The Affirmative Action counterattack viewing standardized tests as barriers for culturally underprivileged or simply different groups, intensified in the 1980s. Until then, these objective criteria advanced meritorious minorities. Whereas today, the disadvantaged are advantaged by a system more sensitive to disadvantage and the subjective, the college admissions revolution began because objective scores advantaged the disadvantaged.
Bingham’s legacy remains controversial. Nicholas Lemann, who wrote a history of the SATs, The Big Test, and dismissed Bingham’s early work as “offensive,” credits Bingham for “chang[ing] his mind,” and becoming “one of the leading critics of the eugenics movement.” Other critics of standardized testing freeze Bingham and those tools in the 1920s. “Nothing significant has changed about the results of the SAT scores, or the outlook of its authors, since it was first written,” Rich Gibson insists, calling the whole enterprise “fascist” and “an equation of lies,” artificially defining intelligence as measurable.
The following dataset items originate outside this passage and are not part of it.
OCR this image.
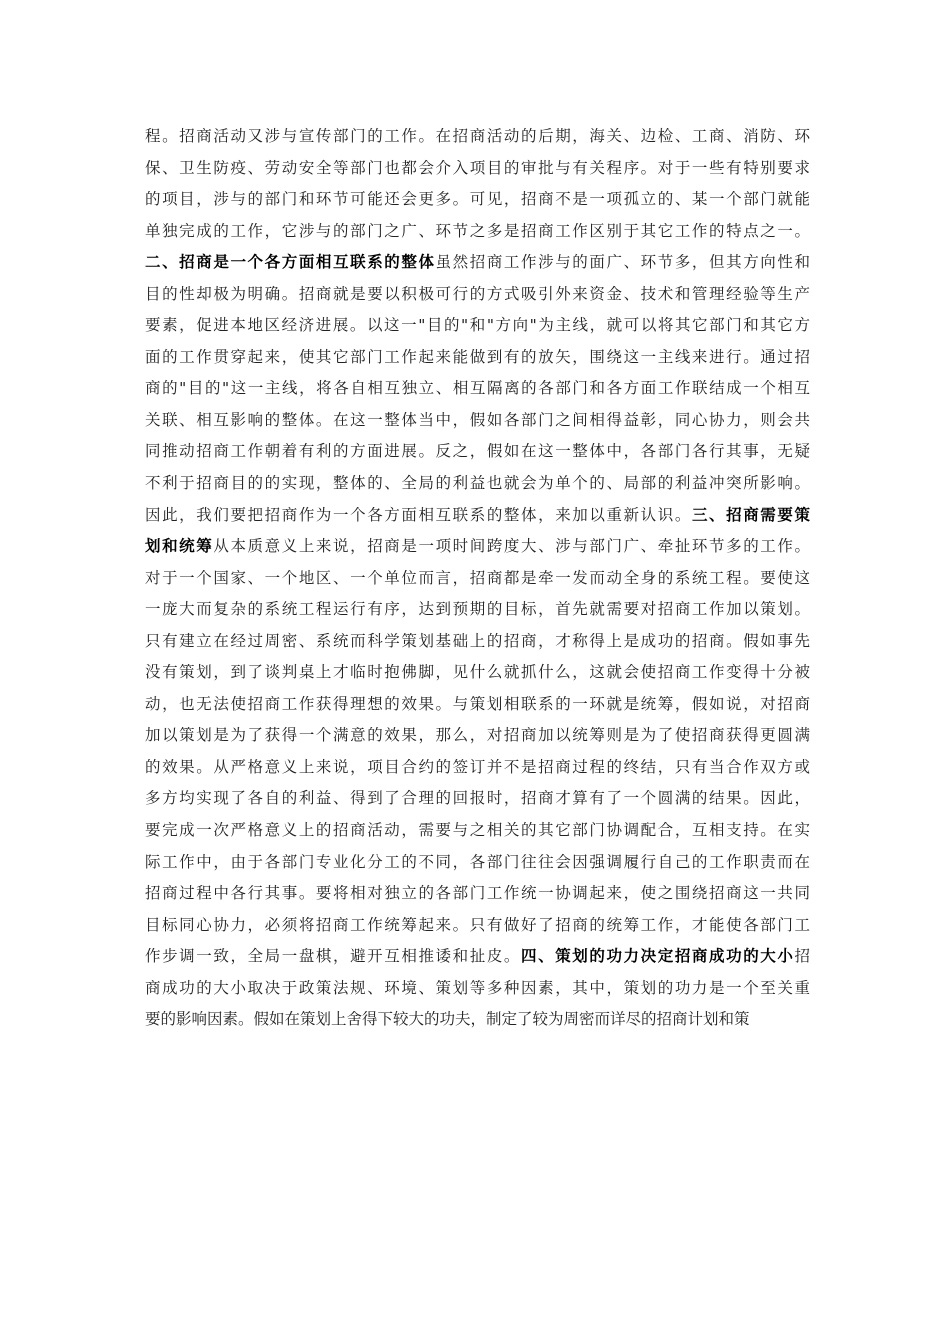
程。招商活动又涉与宣传部门的工作。在招商活动的后期，海关、边检、工商、消防、环
保、卫生防疫、劳动安全等部门也都会介入项目的审批与有关程序。对于一些有特别要求
的项目，涉与的部门和环节可能还会更多。可见，招商不是一项孤立的、某一个部门就能
单独完成的工作，它涉与的部门之广、环节之多是招商工作区别于其它工作的特点之一。
二、招商是一个各方面相互联系的整体虽然招商工作涉与的面广、环节多，但其方向性和
目的性却极为明确。招商就是要以积极可行的方式吸引外来资金、技术和管理经验等生产
要素，促进本地区经济进展。以这一"目的"和"方向"为主线，就可以将其它部门和其它方
面的工作贯穿起来，使其它部门工作起来能做到有的放矢，围绕这一主线来进行。通过招
商的"目的"这一主线，将各自相互独立、相互隔离的各部门和各方面工作联结成一个相互
关联、相互影响的整体。在这一整体当中，假如各部门之间相得益彰，同心协力，则会共
同推动招商工作朝着有利的方面进展。反之，假如在这一整体中，各部门各行其事，无疑
不利于招商目的的实现，整体的、全局的利益也就会为单个的、局部的利益冲突所影响。
因此，我们要把招商作为一个各方面相互联系的整体，来加以重新认识。三、招商需要策
划和统筹从本质意义上来说，招商是一项时间跨度大、涉与部门广、牵扯环节多的工作。
对于一个国家、一个地区、一个单位而言，招商都是牵一发而动全身的系统工程。要使这
一庞大而复杂的系统工程运行有序，达到预期的目标，首先就需要对招商工作加以策划。
只有建立在经过周密、系统而科学策划基础上的招商，才称得上是成功的招商。假如事先
没有策划，到了谈判桌上才临时抱佛脚，见什么就抓什么，这就会使招商工作变得十分被
动，也无法使招商工作获得理想的效果。与策划相联系的一环就是统筹，假如说，对招商
加以策划是为了获得一个满意的效果，那么，对招商加以统筹则是为了使招商获得更圆满
的效果。从严格意义上来说，项目合约的签订并不是招商过程的终结，只有当合作双方或
多方均实现了各自的利益、得到了合理的回报时，招商才算有了一个圆满的结果。因此，
要完成一次严格意义上的招商活动，需要与之相关的其它部门协调配合，互相支持。在实
际工作中，由于各部门专业化分工的不同，各部门往往会因强调履行自己的工作职责而在
招商过程中各行其事。要将相对独立的各部门工作统一协调起来，使之围绕招商这一共同
目标同心协力，必须将招商工作统筹起来。只有做好了招商的统筹工作，才能使各部门工
作步调一致，全局一盘棋，避开互相推诿和扯皮。四、策划的功力决定招商成功的大小招
商成功的大小取决于政策法规、环境、策划等多种因素，其中，策划的功力是一个至关重
要的影响因素。假如在策划上舍得下较大的功夫，制定了较为周密而详尽的招商计划和策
Hindsight history satisfies ideologues but is as foolish as driving in reverse while still looking forward. We need to understand yesterday as it was not just judge it for failing to please us today. Condemn the bigotry. But also enjoy the irony that racists invented our meritocracy; blowback can be a blessing sometimes. In their politically correct oversimplifications, critics may think that SATs is to objectivity as life is to discrimination. But SATs is to objectivity as life is to complexity. Our society don’t always get it right but at least we demonstrate a tremendous aptitude for self-criticism and self-improvement.